Someone who gets to read this entry would find these ideals naive, if not hopelessly romantic. And in truth, the dreams run hollow for it is the same reason why many couples break up. It is the perfect recipe for boredom. Stagnation. And much as my aspiration tells me to pick someone with the same blueprint for a relationship, I somehow end up at the losing end. When expectations aren't met, I find attention from another. If calls for rebellion find no advocates within, I thrust myself into the other that my presence strangles the relationship.
I have been given up because of this desperation.
These past few weeks, I've been thinking of my exes and why our relationships failed. The first was because of fear. Fear that I've been doing something behind the partner's back, and every small misstep were a cause of petty fights. The bickering happened every day. The second was because the relationship became too one-sided. In my partner's quest to reach his dreams, I have been reduced to being an instrument, so he could get more from life at my own expense. I became his benefactor. The third was because the relationship was too easy. We seldom had fights. I hardly demanded his time and in his words, he can't love me the way I loved him.
And so we parted ways.
If there is something in common with these three unions, I've never been seen as a threat. I never raised my voice, make the partner jealous of someone else (even when I slept with other guys) and I never said that I'm busy, for my time was always theirs. Save for the third (for he was the one who introduced the nightly pillow talks and classy dinner dates), it tends to be me parting more to enrich the relationship experience.

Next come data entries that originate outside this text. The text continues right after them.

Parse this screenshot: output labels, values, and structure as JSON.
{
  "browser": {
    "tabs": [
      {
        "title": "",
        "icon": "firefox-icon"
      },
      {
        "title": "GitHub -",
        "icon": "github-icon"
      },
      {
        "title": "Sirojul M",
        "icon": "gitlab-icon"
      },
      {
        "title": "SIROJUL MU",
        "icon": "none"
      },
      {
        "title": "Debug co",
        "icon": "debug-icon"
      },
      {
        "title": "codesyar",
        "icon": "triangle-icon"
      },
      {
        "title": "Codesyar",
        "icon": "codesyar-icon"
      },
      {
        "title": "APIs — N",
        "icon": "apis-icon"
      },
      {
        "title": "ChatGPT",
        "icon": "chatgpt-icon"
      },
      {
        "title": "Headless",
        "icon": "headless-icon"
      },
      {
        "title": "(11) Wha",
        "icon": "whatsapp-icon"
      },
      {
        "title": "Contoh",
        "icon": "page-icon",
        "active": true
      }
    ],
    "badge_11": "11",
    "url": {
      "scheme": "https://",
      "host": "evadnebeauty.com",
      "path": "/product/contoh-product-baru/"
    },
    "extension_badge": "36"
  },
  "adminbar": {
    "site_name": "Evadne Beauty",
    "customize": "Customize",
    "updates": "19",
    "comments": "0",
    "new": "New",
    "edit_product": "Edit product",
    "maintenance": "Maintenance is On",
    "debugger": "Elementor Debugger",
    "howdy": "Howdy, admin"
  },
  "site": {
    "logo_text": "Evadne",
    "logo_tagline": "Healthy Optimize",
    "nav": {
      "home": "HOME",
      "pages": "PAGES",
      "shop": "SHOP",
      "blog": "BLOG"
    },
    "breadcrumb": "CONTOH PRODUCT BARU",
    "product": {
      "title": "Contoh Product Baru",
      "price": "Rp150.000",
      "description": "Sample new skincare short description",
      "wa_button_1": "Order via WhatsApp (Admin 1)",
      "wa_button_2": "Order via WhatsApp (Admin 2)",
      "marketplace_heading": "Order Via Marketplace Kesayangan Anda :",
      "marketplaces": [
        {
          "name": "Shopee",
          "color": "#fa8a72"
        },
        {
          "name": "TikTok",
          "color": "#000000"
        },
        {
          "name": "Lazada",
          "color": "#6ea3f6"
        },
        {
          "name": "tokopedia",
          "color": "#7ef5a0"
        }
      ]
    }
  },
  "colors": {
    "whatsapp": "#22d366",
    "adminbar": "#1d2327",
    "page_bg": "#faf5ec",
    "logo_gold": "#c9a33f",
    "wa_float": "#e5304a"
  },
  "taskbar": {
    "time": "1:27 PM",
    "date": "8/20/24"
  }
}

The earlier ones were there to affirm I did things because of love.
There will always be another side to the story, but their defense is already irrelevant as they would not be able to read this entry. But for the sake of remembering; of soul searching; of letting myself get spooked at how easily swayed I am when terribly attached with another, may this serve as a chilling reminder that I already had three failures. If the fourth comes a little later, I would look back at my history and assure myself, "somewhere in my underworld, the Preta in me still hungers."
*Preta - Hungry Ghost, These beings are "ghosts" only in the sense of not being fully alive; not fully capable of living and appreciating what the moment has to offer.
*Preta - Hungry Ghost, These beings are "ghosts" only in the sense of not being fully alive; not fully capable of living and appreciating what the moment has to offer.